Chances are that some of the items in your grocery cart have been shipped in from overseas. In fact, 17 percent of food eaten in the U.S. is made in other countries. What you may not know, though, is that the FDA has admitted that 98 percent or more of the food that comes through the U.S. borders is not physically inspected by the FDA’s 2,000 food inspectors. And of the food that is inspected yearly, about 3,500 products are refused entrance due to contamination by insect and rodent droppings, pesticides, drug residue, or traces of salmonella. The FDA only inspects produce and fish; meat and poultry are inspected by the USDA, which is required to inspect all meat and poultry products that come through U.S. borders.
“The tremendous volume of imports makes it impossible to physically examine every product entering the country.
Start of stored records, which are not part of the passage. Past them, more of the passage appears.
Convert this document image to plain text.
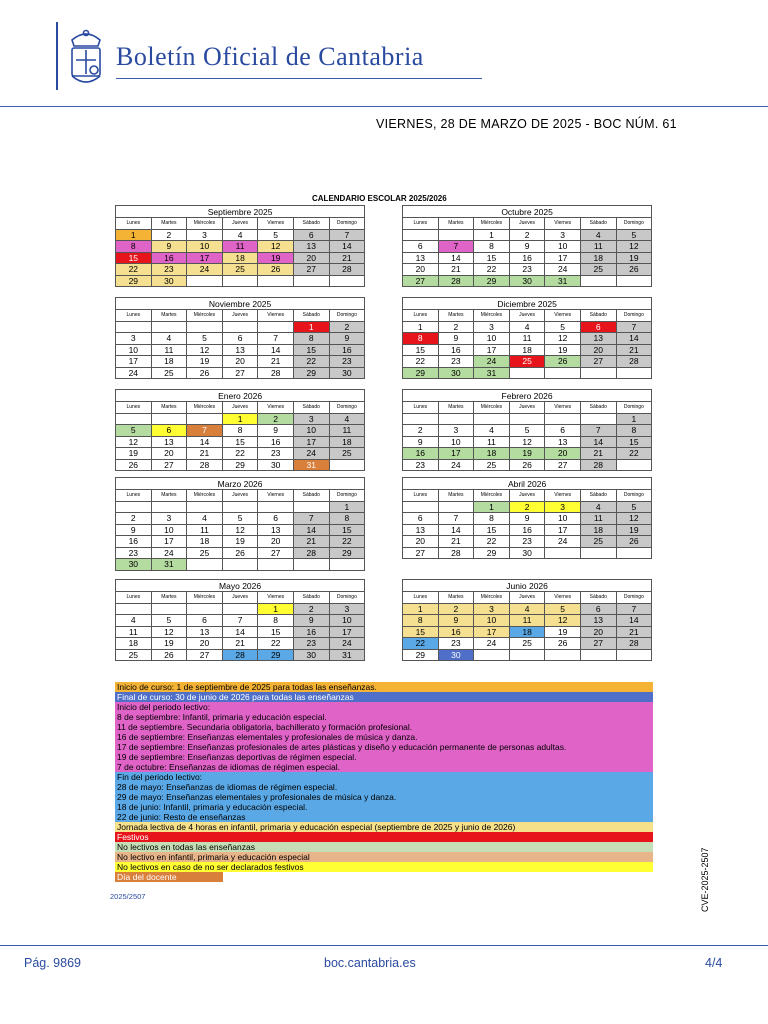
Boletín Oficial de Cantabria
VIERNES, 28 DE MARZO DE 2025 - BOC NÚM. 61
CALENDARIO ESCOLAR 2025/2026
Septiembre 2025						
Lunes	Martes	Miércoles	Jueves	Viernes	Sábado	Domingo
1	2	3	4	5	6	7
8	9	10	11	12	13	14
15	16	17	18	19	20	21
22	23	24	25	26	27	28
29	30					
Octubre 2025						
Lunes	Martes	Miércoles	Jueves	Viernes	Sábado	Domingo
		1	2	3	4	5
6	7	8	9	10	11	12
13	14	15	16	17	18	19
20	21	22	23	24	25	26
27	28	29	30	31		
Noviembre 2025						
Lunes	Martes	Miércoles	Jueves	Viernes	Sábado	Domingo
					1	2
3	4	5	6	7	8	9
10	11	12	13	14	15	16
17	18	19	20	21	22	23
24	25	26	27	28	29	30
Diciembre 2025						
Lunes	Martes	Miércoles	Jueves	Viernes	Sábado	Domingo
1	2	3	4	5	6	7
8	9	10	11	12	13	14
15	16	17	18	19	20	21
22	23	24	25	26	27	28
29	30	31				
Enero 2026						
Lunes	Martes	Miércoles	Jueves	Viernes	Sábado	Domingo
			1	2	3	4
5	6	7	8	9	10	11
12	13	14	15	16	17	18
19	20	21	22	23	24	25
26	27	28	29	30	31	
Febrero 2026						
Lunes	Martes	Miércoles	Jueves	Viernes	Sábado	Domingo
						1
2	3	4	5	6	7	8
9	10	11	12	13	14	15
16	17	18	19	20	21	22
23	24	25	26	27	28	
Marzo 2026						
Lunes	Martes	Miércoles	Jueves	Viernes	Sábado	Domingo
						1
2	3	4	5	6	7	8
9	10	11	12	13	14	15
16	17	18	19	20	21	22
23	24	25	26	27	28	29
30	31					
Abril 2026						
Lunes	Martes	Miércoles	Jueves	Viernes	Sábado	Domingo
		1	2	3	4	5
6	7	8	9	10	11	12
13	14	15	16	17	18	19
20	21	22	23	24	25	26
27	28	29	30			
Mayo 2026						
Lunes	Martes	Miércoles	Jueves	Viernes	Sábado	Domingo
				1	2	3
4	5	6	7	8	9	10
11	12	13	14	15	16	17
18	19	20	21	22	23	24
25	26	27	28	29	30	31
Junio 2026						
Lunes	Martes	Miércoles	Jueves	Viernes	Sábado	Domingo
1	2	3	4	5	6	7
8	9	10	11	12	13	14
15	16	17	18	19	20	21
22	23	24	25	26	27	28
29	30					
Inicio de curso: 1 de septiembre de 2025 para todas las enseñanzas.
Final de curso: 30 de junio de 2026 para todas las enseñanzas
Inicio del periodo lectivo:
8 de septiembre: Infantil, primaria y educación especial.
11 de septiembre. Secundaria obligatoria, bachillerato y formación profesional.
16 de septiembre: Enseñanzas elementales y profesionales de música y danza.
17 de septiembre: Enseñanzas profesionales de artes plásticas y diseño y educación permanente de personas adultas.
19 de septiembre: Enseñanzas deportivas de régimen especial.
7 de octubre: Enseñanzas de idiomas de régimen especial.
Fin del periodo lectivo:
28 de mayo: Enseñanzas de idiomas de régimen especial.
29 de mayo: Enseñanzas elementales y profesionales de música y danza.
18 de junio: Infantil, primaria y educación especial.
22 de junio: Resto de enseñanzas
Jornada lectiva de 4 horas en infantil, primaria y educación especial (septiembre de 2025 y junio de 2026)
Festivos
No lectivos en todas las enseñanzas
No lectivo en infantil, primaria y educación especial
No lectivos en caso de no ser declarados festivos
Día del docente	CVE-2025-2507
2025/2507
Pág. 9869	boc.cantabria.es	4/4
Instead, we use a targeted, risk-based approach,” said David Elder, regional operations director of the FDA, in a recent interview. “We work to inspect the right imports — those that may pose a significant public health threat — and take additional preventative actions such as issuing import alerts… Although we don’t physically inspect every product, we electronically examine 100 percent of imported food products before they reach our borders.”
FDA specialists frequently rely on their own five senses to determine if an imported food item passes muster. In a News 21 investigative report, FDA specialists explain that while inspecting seafood products, “stale or fishy odors” are still acceptable, while fecal odors will not pass inspection.